2). Get Creative with Containers
There are many available options if you want to buy a DIY terrarium, but they can be expensive. So, for a true DIY, try an old glass coffee pot, a clear glass vase, an empty pickle jar, a light bulb or even an old fish pot to learn how to build a terrarium.
3). Charcoal and sand for drainage
For the plants to prevent rotting, your DIY terrarium will need a layer of sand and crushed Charcoal. And in the mid-sized terrarium, a 1-inch layer of sand/charcoal mix is sufficient while learning how to build a terrarium.
4). Get some Pebbles
For your DIY terrarium, you will need some small stones. Small beach pebbles work well, as do small pieces of broken pottery. And if you want to put it in attractive colours, you can try aquarium gravel.
5). Plant selection
There are endless options when it comes to plants for your terrarium; plants should be such that they tolerate humidity (cactus and succulents work best in an open container that allows humidity to dissipate). Also, make sure you choose plants that will work in your space – whether you will have low and indirect sunlight or you will have lots of natural sunlight. Popular plants for terrarium include Baby’s Tears (also known as Angel’s Tears), Creeping Fig, Mosses and African violets.
6). Enough Space
To prevent overcrowding, you need to keep in mind that you will want to choose slow-growing plants. Also, make sure the plants are small enough to fit into your terrarium without touching the side, and there is enough space.
Now that you have all the materials required to build a terrarium, start with layering your DIY terrarium. If your terrarium is closed, add a layer of sand/crushed charcoal for drainage. Now add the rocks or aquarium gravel. Pour a layer of sand mixed with Charcoal across the rocks. Next, add the soil and leave holes large enough for the roots of each of your plants. Look at your terrarium when you are done with each of these layers; the material at this point should be one-third of the size of the container. The soil layer must be the thickest. Pack the soil to make sure you remove any air pocket. Now add your plants.
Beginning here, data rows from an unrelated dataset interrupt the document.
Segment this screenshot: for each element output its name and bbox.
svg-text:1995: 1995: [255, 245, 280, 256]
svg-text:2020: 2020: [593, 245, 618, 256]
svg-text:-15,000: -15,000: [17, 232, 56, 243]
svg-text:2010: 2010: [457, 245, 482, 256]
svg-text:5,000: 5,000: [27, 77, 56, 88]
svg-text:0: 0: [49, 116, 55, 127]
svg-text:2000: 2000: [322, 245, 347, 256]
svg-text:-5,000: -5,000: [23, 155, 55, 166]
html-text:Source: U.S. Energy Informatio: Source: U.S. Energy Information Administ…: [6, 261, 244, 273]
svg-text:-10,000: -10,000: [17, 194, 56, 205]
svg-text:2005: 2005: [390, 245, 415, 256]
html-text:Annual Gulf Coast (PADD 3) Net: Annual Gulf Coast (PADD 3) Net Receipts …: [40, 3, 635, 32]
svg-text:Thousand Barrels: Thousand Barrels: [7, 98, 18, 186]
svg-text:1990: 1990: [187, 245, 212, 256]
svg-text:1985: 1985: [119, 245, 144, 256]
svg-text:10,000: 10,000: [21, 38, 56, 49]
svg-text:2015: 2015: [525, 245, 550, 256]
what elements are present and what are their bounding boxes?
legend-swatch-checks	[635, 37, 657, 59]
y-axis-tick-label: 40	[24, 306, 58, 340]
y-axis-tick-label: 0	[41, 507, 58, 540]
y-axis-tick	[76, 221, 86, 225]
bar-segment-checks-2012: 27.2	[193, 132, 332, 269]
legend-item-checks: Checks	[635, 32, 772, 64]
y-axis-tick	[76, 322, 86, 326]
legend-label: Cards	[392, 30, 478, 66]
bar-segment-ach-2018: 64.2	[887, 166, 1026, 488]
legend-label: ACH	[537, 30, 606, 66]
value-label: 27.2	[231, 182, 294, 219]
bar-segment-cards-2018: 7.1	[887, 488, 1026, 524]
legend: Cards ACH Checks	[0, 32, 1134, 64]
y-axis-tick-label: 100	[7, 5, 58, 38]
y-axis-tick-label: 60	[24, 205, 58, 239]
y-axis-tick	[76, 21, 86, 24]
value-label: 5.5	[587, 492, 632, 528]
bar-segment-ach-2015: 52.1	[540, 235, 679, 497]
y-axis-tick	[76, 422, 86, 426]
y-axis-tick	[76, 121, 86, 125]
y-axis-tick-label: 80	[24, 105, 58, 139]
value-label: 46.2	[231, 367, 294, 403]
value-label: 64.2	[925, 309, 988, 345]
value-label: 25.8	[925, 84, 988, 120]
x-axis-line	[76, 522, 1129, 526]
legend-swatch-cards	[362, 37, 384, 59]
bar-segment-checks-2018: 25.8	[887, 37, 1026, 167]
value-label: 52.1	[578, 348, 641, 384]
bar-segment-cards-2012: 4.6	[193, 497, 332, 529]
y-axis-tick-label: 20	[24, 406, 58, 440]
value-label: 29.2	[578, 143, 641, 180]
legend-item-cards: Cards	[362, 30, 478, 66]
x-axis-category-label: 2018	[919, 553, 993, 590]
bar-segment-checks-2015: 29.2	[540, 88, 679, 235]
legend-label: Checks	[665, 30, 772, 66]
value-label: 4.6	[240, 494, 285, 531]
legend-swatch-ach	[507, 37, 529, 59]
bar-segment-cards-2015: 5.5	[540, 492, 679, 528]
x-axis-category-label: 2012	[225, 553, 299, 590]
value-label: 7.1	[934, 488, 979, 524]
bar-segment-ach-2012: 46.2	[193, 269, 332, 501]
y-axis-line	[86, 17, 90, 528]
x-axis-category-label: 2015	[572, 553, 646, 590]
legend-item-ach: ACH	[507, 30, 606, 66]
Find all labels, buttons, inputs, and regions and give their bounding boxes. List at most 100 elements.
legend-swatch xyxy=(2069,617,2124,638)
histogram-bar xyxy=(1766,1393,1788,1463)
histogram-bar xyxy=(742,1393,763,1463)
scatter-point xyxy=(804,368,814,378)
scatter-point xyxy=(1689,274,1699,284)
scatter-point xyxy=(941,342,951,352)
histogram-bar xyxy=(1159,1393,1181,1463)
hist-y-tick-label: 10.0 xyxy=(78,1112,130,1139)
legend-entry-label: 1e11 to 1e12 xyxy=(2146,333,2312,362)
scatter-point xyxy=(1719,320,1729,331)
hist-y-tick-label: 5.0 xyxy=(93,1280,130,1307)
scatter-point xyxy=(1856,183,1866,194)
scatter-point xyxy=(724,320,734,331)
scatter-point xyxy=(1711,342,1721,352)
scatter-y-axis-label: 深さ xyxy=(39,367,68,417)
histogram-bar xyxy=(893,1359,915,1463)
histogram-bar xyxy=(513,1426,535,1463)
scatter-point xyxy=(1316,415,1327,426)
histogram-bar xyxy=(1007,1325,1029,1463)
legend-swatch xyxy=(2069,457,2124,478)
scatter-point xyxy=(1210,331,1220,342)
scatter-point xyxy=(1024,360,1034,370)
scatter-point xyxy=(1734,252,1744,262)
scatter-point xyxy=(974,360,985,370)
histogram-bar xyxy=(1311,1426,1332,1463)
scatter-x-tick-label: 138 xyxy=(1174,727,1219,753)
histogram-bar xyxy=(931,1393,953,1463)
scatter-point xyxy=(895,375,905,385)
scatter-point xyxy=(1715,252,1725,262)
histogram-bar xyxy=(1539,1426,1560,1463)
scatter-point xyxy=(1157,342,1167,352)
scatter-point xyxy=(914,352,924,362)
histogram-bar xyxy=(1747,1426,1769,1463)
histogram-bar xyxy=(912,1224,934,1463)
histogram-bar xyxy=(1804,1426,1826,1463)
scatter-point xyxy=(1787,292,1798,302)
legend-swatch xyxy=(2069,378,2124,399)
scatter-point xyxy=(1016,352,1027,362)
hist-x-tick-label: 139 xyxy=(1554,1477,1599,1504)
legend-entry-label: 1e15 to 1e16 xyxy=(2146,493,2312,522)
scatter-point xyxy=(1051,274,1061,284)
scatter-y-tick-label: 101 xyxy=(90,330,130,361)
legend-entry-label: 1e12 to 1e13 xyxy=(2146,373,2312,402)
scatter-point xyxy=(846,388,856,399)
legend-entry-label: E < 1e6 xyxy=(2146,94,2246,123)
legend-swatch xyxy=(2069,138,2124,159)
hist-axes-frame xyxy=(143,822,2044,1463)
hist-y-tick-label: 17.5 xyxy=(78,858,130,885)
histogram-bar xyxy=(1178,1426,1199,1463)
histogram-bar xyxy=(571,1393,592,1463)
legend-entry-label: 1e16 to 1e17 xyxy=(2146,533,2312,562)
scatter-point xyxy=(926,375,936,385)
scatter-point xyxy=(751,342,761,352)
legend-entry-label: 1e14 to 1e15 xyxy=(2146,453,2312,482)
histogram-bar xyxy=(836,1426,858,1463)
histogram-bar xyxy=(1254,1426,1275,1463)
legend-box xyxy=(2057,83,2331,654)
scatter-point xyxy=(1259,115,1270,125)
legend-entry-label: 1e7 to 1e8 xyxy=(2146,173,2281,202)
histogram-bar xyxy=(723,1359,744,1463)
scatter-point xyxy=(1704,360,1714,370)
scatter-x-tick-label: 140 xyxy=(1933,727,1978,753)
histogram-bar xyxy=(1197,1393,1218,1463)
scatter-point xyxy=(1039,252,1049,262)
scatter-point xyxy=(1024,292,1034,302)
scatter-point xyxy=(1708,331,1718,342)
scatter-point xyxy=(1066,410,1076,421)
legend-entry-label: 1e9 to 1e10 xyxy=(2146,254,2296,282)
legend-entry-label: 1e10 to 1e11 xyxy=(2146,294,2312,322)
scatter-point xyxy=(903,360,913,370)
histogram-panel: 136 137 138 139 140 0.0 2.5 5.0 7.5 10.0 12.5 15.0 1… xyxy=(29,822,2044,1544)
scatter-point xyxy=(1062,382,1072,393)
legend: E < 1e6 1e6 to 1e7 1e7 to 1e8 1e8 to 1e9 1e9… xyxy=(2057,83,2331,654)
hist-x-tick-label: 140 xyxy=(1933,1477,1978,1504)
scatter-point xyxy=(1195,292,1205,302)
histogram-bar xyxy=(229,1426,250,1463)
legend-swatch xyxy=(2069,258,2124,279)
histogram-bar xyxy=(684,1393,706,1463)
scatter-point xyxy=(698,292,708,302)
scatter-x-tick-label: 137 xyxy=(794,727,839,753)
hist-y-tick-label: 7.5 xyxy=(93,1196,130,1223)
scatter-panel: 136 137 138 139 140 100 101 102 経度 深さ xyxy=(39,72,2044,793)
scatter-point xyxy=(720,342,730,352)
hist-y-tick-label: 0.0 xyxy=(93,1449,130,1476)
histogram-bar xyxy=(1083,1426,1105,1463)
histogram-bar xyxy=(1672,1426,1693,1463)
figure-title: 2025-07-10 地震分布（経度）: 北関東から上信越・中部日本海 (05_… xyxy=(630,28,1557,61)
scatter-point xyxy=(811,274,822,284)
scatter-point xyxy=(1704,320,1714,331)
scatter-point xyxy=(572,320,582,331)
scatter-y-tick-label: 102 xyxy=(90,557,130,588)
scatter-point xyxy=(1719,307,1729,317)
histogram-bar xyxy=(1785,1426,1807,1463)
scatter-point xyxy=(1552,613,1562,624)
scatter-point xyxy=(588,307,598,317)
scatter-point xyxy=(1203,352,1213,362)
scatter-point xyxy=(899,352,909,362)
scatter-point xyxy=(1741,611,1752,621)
You can then decorate the terrarium with some small figurines, shells or decorative rocks. Be creative; anything goes when you are learning.
With a spray bottle, you can lightly mist your DIY terrarium. Water your plants once a week if you have an open terrarium, and be careful to avoid any moss that does not need much water. The soil should not be wet or bone dry; it should remain barely moist. And if you have a closed terrarium, you may rarely need Watering. Also, be careful when it comes to direct sunlight, which can burn plants.
And later, carefully prune the plants when they start getting overcrowded and remove dead foliage. This will help prevent rotting.
Terrariums are a great way to maintain an aesthetically pleasing indoor garden. These miniature ecosystems are low in cost and due to their glass enclosures and the natural recycling of moisture that occurs within, yet provide many benefits to the audience of their beautiful nature display.